Credo sia un'esperienza diversa per ogni donna, e ciascuna ha il diritto di affrontarlo come più ritiene giusto per sè. Lo voglio specificare, nel caso qualcuna si possa sentire offesa dalla mia attribuzione di significati a questo evento, nonchè dalle mie scelte su come viverlo.
Non so se è solo in Italia, ma qui particolarmente il "diverso da me" equivale a "nemico", invece probabillmente è solo che ciascuna ha una strada in cui cammina, si trova in un momento particolare nella sua evoluzione, deve tessere alcuni fili -o tralasciarne altri- per apportare il suo contributo al Grande Ricamo che è l'universo intero.

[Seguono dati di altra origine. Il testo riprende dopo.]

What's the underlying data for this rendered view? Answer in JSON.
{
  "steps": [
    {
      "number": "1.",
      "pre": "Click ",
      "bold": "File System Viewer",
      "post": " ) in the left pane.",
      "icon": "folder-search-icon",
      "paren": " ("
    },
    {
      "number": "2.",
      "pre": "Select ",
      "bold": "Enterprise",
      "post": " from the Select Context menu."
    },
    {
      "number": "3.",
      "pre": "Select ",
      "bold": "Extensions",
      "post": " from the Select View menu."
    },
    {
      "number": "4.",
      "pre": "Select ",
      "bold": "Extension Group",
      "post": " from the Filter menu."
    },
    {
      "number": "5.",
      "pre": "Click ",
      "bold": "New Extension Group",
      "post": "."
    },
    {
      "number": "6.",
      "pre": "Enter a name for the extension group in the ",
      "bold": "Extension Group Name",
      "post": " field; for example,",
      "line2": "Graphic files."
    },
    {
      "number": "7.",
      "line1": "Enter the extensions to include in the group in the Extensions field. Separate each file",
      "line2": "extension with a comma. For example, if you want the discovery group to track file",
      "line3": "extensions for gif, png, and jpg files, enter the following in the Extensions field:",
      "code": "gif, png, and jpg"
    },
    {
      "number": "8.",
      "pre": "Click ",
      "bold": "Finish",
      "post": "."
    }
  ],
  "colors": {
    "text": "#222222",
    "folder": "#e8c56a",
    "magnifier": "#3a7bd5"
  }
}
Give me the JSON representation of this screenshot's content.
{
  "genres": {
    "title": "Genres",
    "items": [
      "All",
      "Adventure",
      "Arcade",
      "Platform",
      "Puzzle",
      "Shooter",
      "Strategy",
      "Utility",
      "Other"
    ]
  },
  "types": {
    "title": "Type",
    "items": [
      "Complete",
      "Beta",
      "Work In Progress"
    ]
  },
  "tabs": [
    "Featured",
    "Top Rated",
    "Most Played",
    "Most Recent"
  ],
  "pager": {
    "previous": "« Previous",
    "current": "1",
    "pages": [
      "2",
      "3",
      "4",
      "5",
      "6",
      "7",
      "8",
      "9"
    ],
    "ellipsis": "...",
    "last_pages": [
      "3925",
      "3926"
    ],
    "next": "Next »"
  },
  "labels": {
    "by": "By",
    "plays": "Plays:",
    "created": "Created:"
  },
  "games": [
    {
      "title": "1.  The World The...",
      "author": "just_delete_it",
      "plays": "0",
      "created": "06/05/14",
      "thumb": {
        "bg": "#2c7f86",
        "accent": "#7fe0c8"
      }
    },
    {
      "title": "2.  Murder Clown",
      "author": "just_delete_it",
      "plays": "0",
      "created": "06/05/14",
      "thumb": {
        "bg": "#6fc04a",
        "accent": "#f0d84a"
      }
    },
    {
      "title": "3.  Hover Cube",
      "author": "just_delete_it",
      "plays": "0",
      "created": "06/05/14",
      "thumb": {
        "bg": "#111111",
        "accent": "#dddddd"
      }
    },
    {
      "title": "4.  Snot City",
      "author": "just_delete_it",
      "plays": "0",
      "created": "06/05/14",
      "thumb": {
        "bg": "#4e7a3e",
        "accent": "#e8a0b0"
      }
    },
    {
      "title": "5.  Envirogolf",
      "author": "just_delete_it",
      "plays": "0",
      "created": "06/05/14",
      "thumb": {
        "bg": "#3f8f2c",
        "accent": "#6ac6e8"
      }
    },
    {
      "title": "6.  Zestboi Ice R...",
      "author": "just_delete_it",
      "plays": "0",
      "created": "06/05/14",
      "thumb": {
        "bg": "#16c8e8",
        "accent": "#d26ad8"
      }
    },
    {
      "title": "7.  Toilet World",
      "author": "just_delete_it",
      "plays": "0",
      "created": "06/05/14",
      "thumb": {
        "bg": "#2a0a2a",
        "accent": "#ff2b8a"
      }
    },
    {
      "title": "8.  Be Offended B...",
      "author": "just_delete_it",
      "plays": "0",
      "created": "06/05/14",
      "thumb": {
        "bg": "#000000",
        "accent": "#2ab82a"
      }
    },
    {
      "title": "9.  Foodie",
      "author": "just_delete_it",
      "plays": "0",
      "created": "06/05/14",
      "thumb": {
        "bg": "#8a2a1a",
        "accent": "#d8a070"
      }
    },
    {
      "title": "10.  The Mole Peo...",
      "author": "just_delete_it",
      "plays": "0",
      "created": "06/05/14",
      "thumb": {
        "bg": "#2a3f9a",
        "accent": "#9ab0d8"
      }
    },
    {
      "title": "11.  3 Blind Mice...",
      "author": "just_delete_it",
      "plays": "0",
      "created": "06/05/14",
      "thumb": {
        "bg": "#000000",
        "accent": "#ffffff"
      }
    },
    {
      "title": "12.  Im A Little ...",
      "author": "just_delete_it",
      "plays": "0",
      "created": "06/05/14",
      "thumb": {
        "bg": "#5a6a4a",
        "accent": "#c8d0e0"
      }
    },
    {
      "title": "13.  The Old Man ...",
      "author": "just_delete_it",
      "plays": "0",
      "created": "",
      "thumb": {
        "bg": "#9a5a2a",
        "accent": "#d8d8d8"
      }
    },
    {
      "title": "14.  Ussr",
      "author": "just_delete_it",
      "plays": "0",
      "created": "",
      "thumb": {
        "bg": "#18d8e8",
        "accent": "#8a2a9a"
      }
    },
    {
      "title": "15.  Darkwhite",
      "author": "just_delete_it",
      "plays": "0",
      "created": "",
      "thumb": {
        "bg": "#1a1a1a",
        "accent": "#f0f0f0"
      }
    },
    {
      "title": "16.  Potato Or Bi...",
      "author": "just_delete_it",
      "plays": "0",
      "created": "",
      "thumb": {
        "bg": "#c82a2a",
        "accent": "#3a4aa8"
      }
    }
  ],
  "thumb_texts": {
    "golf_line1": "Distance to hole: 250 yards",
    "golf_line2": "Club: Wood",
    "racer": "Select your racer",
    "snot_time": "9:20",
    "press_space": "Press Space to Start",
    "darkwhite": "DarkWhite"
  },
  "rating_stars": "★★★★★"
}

Io qui voglio parlare dei miei fili.
Sono arrivata alla mia gravidanza, dal punto di vista temporale, dopo aver comunque iniziato un mio personale percorso alla ricerca del Sacro Femminino.
Non lo sapevo, se avessi poi mai affrontato l'esperienza di metter al mondo un figlio.

Certo nel mio lavoro su/con la ruota dell'anno, ho incontrato l'aspetto della Madre, a cui avevo dato voce sino a questo momento in modo diverso dalla maternità fisica. Ho sempre saputo ripetere teoricamente le qualità energetiche di questo aspetto del Sacro Femminino, di Dea, mi sono trovata a invocarla in cerimonie, a trattarne nei miei "compiti per casa", a osservarla nella natura e nei miei progetti.

E poi è successo. E tutto quanto avevo letto, studiato, ascoltato, mi sono trovata a viverlo in me, con la portata di un torrente in piena, e questo torrente ha scavato il suo corso in modo indelebile.
Quelle che prima erano intuizioni e parole, si sono tramutate in pura consapevolezza della sacralità di questa esperienza.

La nostra cultura "salta un giro": quando si pensa alla maternità sacra, scommetto che è questo ciò che tutti vedono:


Da donna dico: questo è dopo! Moooolto dopo!
Prima c'è questo:



Tagliare fuori dalla sacralità questa esperienza, saltarla a piè pari, significa operare una grossolana amputazione.
Significa omettere una serie di forti significati ai quali pare che almeno i nostri antenati, invece, dessero grossa importanza.

Ci sono molte teorie sul perchè di questa amputazione.
Di sicuro, la conseguenza nella nostra attuale cultura è un parto ancora a volte troppo medicalizzato, una minor autostima nelle donne, un corpo vissuto solo negli aspetti erotici di questo, la convinzione di non esser in grado di partorire fisiologicamente o peggio, la totale ignoranza sul fatto che il parto abbia una dimensione fisiologica e non solo patologica....... e giù pratiche per "far partorire", talvolta davvero abominevoli come l'episiotomia di routine, mio maggior spauracchio dall'infanzia.
Per me, è sempre stata una vera e propria mutilazione genitale femminile.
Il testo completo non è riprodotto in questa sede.